Another thing I'm grateful for? The price tag. I know this point gets debated at times, but from my experience, breastfeeding saved me money. I've been fortunate to have insurance with all three babies that provided me a free breast pump. While I initially invested in some nursing tops, I ended up usually just wearing normal clothes and pulling my shirt up or down. My nursing pillow was a gift at my baby shower. I did spend some money on bottles, but I would have needed to do that regardless.

And lastly, while I generally view breastfeeding similarly to how I view shoving a snack cup full of cheez-its at my toddlers, I have to admit that there is a closeness I felt at times. I remember seeing a movie (I won't say which so as to avoid spoilers) in which a traumatized mother in a uniquely bad situation was still breastfeeding her 5 year old. Now, no judgement towards those who choose to do extended breastfeeding. That's a personal choice and none of my business. It's just not something I would choose to do, especially given that I don't particularly enjoy breastfeeding an infant. However, I remember empathizing with that mother in that movie. I remember thinking about how I could understand it as a way to have an intimate relationship (intimate, NOT romantic) with another human in an otherwise isolated and hopeless life. I remember being surprised I felt that way since most of the time breastfeeding was much more of a chore to get through for me, than a mental/spiritual experience. But there it was.

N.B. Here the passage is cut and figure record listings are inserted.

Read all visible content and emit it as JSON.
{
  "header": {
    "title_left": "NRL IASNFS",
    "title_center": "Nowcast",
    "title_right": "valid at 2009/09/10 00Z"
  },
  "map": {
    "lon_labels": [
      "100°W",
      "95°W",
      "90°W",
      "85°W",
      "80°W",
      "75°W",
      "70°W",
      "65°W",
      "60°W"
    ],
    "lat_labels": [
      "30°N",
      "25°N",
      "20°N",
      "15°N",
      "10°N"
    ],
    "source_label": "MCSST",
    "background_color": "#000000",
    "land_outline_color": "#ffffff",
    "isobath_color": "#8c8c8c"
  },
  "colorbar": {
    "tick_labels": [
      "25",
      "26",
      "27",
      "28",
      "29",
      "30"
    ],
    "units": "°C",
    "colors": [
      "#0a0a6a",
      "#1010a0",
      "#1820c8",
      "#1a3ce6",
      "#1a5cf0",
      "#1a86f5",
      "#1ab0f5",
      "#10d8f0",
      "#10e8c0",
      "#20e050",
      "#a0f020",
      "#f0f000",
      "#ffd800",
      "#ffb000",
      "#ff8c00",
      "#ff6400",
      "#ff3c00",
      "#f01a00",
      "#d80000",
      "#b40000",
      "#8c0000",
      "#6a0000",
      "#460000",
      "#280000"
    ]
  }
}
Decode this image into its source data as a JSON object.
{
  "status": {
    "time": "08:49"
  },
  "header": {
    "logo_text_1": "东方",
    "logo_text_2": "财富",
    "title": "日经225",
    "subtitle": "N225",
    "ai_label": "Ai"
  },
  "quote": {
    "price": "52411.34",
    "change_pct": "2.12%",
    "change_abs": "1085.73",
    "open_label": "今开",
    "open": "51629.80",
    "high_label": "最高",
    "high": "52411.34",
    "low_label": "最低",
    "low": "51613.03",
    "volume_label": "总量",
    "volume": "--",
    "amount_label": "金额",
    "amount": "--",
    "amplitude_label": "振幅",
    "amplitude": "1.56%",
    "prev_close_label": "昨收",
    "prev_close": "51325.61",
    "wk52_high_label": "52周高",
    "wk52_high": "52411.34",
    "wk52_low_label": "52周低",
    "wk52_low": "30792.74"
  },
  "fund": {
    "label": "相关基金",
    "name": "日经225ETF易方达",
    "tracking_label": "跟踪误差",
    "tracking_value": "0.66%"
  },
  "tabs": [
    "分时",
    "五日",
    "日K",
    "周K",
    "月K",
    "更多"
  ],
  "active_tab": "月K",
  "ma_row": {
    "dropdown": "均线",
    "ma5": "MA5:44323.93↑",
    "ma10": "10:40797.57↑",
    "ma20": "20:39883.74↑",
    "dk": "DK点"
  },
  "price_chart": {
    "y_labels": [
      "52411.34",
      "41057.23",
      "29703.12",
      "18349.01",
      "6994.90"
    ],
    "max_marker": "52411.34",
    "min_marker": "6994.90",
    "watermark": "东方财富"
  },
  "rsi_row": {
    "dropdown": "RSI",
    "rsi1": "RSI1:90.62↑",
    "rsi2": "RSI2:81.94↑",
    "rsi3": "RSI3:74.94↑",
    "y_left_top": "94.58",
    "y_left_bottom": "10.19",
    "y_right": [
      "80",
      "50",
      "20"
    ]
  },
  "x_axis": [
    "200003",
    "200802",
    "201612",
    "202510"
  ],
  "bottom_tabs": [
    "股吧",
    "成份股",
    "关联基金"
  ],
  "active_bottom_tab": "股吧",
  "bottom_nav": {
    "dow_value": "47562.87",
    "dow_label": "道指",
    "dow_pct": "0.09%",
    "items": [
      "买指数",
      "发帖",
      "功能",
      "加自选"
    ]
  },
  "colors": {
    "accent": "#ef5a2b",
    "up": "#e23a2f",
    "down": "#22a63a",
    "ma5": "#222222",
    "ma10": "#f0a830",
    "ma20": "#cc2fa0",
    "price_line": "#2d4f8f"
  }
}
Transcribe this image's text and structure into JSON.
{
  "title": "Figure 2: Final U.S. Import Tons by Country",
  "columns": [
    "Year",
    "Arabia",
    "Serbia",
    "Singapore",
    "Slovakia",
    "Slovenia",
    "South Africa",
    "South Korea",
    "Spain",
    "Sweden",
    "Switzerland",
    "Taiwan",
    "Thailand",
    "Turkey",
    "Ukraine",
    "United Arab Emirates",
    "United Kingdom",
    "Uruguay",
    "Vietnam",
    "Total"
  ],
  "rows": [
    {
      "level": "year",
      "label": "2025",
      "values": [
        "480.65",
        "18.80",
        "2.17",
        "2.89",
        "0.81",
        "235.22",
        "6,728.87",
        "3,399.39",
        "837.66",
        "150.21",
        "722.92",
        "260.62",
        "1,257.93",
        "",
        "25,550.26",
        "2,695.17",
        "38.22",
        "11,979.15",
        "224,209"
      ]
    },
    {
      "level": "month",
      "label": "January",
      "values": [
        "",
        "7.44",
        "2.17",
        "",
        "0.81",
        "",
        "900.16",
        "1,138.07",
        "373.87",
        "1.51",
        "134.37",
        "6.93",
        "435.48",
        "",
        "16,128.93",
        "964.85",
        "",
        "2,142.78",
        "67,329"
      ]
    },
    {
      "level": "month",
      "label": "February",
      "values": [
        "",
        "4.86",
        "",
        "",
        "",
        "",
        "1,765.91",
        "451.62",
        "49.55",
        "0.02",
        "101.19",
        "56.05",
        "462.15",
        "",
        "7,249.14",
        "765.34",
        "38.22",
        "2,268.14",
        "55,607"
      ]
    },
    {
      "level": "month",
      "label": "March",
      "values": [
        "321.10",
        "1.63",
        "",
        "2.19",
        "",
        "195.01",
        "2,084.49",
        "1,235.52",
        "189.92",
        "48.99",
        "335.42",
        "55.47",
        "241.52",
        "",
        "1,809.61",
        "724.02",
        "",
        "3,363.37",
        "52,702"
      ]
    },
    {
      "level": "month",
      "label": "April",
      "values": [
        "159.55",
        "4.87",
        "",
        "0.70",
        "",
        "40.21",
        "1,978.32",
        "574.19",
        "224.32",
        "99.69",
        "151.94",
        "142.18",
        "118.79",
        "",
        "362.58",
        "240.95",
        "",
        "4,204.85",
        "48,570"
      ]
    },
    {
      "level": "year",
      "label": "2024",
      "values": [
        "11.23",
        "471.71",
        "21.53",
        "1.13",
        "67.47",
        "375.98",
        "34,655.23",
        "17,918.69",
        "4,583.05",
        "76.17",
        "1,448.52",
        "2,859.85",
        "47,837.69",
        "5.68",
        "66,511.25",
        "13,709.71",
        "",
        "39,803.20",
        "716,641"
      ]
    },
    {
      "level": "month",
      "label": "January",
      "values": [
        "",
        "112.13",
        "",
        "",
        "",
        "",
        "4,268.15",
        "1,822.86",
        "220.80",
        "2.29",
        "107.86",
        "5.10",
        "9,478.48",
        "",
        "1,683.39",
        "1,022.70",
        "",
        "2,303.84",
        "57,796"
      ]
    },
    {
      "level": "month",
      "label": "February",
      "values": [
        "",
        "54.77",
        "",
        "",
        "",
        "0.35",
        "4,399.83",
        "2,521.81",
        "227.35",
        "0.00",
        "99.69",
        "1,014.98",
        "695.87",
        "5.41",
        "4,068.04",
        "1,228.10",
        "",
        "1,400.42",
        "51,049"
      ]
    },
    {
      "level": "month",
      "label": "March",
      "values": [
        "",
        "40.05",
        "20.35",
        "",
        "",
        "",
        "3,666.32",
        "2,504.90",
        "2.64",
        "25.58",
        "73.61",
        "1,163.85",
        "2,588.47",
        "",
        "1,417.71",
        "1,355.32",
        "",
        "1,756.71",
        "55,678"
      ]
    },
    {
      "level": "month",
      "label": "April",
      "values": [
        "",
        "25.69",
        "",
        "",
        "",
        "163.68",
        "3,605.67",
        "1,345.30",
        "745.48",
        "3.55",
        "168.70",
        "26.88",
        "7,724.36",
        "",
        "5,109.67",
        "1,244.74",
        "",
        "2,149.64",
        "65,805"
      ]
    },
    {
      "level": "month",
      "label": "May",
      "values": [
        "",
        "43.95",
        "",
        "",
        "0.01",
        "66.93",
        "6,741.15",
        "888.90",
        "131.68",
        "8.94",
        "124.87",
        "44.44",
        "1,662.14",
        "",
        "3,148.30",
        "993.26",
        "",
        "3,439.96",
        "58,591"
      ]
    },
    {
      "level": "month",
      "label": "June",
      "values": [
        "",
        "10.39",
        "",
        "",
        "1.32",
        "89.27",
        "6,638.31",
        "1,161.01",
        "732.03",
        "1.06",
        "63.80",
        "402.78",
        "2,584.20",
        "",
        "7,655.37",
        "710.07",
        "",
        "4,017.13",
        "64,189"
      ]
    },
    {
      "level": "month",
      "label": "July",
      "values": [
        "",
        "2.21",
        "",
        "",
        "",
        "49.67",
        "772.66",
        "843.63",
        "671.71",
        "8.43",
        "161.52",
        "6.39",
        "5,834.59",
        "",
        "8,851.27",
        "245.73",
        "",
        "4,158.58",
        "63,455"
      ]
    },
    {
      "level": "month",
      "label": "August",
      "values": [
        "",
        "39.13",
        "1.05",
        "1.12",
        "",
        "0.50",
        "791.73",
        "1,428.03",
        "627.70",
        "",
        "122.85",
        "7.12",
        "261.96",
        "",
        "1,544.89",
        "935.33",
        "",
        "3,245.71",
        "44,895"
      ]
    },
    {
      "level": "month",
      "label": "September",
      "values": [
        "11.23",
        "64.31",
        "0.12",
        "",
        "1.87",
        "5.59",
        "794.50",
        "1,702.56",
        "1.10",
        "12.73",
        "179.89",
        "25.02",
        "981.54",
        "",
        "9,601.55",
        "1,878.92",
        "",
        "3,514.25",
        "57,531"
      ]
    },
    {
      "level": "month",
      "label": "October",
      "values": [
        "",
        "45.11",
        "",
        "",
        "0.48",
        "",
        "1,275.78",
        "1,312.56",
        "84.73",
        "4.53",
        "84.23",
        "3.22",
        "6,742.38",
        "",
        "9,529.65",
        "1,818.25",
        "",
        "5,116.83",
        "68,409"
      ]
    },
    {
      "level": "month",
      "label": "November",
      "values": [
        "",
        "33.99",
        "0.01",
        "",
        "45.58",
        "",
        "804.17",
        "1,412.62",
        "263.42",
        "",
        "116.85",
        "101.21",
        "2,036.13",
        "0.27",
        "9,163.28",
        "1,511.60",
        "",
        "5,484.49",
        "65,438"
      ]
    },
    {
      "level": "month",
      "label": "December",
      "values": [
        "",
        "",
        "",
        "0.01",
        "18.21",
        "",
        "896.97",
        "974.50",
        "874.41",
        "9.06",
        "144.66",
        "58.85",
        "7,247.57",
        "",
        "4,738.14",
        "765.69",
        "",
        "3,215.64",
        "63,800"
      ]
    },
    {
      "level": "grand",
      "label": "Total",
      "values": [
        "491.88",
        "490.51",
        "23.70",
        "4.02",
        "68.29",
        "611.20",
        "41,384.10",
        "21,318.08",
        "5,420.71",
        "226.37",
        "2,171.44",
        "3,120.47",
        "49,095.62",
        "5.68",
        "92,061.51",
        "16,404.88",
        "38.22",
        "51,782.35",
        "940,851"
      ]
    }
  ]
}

I'm sharing all this because, as with many aspects of modern parenting culture, I think breastfeeding falls into much more of a moderate grey area than we are generally exposed to. "Breastfeeding" mentions on social media seem to be divided between "Earth Mother Goddess" images of women with flowers in their hair & feeding their babies surrounded by serene natural landscapes, glowing infographics that portray breastfeeding as "magic" or a "miracle," or the flip side... Tragic posts from grieving mothers who accidentally "starved" their babies because of pressure to breastfeed, op-eds from people who view "breast is best" rhetoric as dangerous, and so on.

And I'm not vilifying or minimizing any of those experiences for others. I have close friends who looooooved breastfeeding. I have friends who want to be lactation consultants because their experiences were so moving and important to them. I have friends who genuinely feel spiritually moved by breastfeeding their children. And I'm also not denying that the risks of a "breast or nothing" mentality are very real. There does exist a culture where formula is treated as poison and that IS dangerous.

But if you are like me... Somewhere in a haze of "ok I'm doing it but I don't love it" then I want you to know that you are not alone. It is ok to not feel like a maternal wood nymph with the golden essence of life flowing into the mouth of your newborn. It's ok to eat french fries and take approved medications without worrying for the purity of your divine fluids. It's ok to go out with friends and drink more than a few beers, resulting in a bottle of formula for your baby later. I've found a way to accept my middle-ground stance in a culture of extremes and I hope you can too.